Mais il y a tout lieu de douter que tel soit réellement l’avenir que prépare Obama. En mars, par exemple, la chaîne de télévision NBC rapporta que des officiers supérieurs américains étaient en pourparlers avec les autorités provinciales kurdes (dans le nord-est du pays) en vue de la construction d’une base aérienne américaine permanente sur leur territoire. La même chaîne cita également des conseillers militaires d’Obama prédisant que les États-Unis conserveraient une présence militaire en Irak pendant quinze à vingt ans et soulignant que le SOFA pouvait toujours être renégocié en cas de besoin.
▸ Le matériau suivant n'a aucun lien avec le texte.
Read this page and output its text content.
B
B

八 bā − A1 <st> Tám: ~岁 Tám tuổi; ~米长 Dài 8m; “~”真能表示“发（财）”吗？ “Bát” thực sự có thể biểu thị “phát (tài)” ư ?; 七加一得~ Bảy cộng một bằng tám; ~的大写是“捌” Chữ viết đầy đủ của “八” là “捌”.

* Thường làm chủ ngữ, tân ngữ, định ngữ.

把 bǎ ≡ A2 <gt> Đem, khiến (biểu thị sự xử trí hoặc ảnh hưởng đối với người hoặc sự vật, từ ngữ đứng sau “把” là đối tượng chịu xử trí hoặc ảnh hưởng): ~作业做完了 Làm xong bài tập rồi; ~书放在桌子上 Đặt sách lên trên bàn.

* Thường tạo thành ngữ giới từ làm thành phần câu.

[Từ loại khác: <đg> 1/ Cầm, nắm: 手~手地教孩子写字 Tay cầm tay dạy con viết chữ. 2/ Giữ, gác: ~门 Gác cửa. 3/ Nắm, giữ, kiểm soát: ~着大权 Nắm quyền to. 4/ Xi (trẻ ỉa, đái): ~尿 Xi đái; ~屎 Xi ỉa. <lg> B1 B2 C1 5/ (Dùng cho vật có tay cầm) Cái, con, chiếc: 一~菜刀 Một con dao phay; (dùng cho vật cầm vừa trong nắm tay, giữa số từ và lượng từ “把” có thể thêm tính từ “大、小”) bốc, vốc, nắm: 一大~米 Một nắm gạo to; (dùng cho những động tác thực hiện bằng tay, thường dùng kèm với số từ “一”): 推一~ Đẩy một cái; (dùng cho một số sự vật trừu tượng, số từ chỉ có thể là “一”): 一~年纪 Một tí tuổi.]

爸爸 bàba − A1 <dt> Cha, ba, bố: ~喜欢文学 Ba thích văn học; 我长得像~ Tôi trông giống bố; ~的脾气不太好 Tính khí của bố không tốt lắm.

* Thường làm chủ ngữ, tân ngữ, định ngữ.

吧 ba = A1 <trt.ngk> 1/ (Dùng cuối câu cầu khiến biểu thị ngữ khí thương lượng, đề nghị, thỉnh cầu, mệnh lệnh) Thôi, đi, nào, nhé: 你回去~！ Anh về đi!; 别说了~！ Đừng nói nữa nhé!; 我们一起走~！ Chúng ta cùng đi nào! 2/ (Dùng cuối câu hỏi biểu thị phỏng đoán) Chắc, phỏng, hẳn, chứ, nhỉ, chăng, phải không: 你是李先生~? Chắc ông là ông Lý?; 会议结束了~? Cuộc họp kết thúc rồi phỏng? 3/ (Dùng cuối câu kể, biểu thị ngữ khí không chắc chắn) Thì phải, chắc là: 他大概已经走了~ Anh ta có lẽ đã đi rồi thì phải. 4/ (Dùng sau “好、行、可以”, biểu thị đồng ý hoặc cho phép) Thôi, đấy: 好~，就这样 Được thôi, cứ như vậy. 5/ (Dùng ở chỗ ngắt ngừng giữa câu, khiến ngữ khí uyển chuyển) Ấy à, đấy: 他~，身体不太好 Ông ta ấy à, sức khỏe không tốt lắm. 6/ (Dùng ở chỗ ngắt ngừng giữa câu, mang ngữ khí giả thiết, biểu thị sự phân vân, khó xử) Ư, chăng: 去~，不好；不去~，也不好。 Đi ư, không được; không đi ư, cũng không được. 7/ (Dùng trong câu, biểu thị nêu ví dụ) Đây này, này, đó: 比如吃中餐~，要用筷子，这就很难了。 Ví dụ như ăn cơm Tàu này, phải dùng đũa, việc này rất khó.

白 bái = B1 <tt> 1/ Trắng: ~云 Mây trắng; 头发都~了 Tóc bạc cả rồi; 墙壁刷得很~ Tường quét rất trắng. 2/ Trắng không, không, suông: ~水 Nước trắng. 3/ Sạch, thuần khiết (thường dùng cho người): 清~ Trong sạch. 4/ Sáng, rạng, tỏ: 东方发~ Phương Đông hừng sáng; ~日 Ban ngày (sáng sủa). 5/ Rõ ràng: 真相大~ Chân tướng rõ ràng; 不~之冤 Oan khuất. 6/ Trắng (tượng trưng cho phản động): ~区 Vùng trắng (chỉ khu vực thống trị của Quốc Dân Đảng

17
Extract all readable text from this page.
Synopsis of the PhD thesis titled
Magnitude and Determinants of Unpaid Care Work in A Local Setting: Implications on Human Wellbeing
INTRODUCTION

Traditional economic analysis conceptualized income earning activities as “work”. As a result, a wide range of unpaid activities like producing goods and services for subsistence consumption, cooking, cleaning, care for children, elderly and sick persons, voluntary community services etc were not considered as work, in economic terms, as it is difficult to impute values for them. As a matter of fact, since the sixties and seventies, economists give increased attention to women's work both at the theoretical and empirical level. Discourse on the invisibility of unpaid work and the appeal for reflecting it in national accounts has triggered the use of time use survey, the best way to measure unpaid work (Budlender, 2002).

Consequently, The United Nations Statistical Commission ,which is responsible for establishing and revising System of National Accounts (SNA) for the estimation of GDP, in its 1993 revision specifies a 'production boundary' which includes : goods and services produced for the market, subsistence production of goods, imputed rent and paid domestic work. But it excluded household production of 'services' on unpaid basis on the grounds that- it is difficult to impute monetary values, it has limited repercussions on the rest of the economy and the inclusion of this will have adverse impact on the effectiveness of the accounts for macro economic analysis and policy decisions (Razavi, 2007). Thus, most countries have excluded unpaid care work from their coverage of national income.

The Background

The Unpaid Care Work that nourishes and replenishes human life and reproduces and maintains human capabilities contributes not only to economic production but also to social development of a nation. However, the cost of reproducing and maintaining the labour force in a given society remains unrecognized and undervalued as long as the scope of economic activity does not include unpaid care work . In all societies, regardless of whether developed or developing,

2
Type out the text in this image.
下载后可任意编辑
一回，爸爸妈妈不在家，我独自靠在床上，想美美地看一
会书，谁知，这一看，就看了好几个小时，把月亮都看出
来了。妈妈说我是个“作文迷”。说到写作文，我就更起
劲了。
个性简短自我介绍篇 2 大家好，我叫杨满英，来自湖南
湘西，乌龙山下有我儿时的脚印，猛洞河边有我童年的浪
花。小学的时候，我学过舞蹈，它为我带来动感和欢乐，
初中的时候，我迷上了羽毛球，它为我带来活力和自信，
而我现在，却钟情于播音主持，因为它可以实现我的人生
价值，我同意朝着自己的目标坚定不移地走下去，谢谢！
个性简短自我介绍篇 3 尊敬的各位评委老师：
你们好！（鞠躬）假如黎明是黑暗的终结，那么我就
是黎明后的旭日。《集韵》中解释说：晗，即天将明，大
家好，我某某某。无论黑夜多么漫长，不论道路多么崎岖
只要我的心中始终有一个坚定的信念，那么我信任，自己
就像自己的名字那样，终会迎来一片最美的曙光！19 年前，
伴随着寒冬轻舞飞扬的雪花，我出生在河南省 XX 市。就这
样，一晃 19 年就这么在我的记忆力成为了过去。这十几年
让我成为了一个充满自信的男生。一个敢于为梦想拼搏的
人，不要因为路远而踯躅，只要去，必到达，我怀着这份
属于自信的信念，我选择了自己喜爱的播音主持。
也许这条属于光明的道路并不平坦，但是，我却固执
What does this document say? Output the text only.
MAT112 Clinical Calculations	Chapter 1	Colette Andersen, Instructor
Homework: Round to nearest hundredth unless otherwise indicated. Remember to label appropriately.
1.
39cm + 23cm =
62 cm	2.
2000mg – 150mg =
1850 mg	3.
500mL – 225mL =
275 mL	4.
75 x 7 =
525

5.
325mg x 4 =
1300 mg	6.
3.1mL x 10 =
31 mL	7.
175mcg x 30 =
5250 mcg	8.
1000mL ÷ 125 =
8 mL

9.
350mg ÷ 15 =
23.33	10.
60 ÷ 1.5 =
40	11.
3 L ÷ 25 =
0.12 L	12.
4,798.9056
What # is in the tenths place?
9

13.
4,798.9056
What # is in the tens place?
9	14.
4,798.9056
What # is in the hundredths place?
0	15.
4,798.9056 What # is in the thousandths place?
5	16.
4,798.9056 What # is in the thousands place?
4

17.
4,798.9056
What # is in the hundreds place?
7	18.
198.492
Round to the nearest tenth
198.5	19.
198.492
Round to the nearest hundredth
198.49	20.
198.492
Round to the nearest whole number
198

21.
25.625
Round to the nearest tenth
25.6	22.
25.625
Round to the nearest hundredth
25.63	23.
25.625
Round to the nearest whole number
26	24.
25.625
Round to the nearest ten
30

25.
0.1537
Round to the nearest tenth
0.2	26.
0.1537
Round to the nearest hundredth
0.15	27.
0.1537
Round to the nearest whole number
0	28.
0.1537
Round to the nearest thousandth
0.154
D’ailleurs, même tel qu’il est, le SOFA comporte des clauses qui n’ont de sens que dans l’hypothèse où resterait sur le sol irakien aussi bien du personnel civil que militaire. En particulier, il prévoit que, contrairement à la situation actuelle, les militaires et employés sous-traitants de l’armée américaine seront sujets à la loi irakienne, mais dans le cadre de procédures spéciales, permettant la « collaboration » des autorités policières et judiciaires des deux pays. D’ores et déjà des antennes du FBI ont été mises en place en Irak pour mettre en place ces procédures. Pourquoi faudrait-il que soient définies de telles procédures si le retrait américain devait être aussi complet qu’Obama le dit ?

De toute façon, il ne manque pas de déclarations émanant aussi bien des hautes sphères militaires américaines que de l’entourage d’Obama pour indiquer qu’effectivement, après le 31 décembre 2011, l’armée américaine maintiendra une présence importante en Irak. D’abord parce qu’elle aura des « conseillers » auprès des forces de répression irakiennes, sous prétexte d’aider à leur formation, à l’instar de ce qui se fait dans tous les pays appartenant au pré carré de l’impérialisme américain. Ensuite, comme, selon les experts militaires, l’armée irakienne n’aura pas la technicité nécessaire pour se doter de ses propres forces aériennes, ni d’artillerie lourde avant 2015 au moins, il faudra lui adjoindre des unités opérationnelles avec leur armement et leur personnel (car il n’est pas question pour Washington que des soldats américains servent sous commandement irakien !). Tout cela pourra être dûment coordonné à partir du colossal bunker que se sont construit les États-Unis à Bagdad, leur ambassade, qui est la plus importante de la planète et qu’il n’est pas question de démanteler !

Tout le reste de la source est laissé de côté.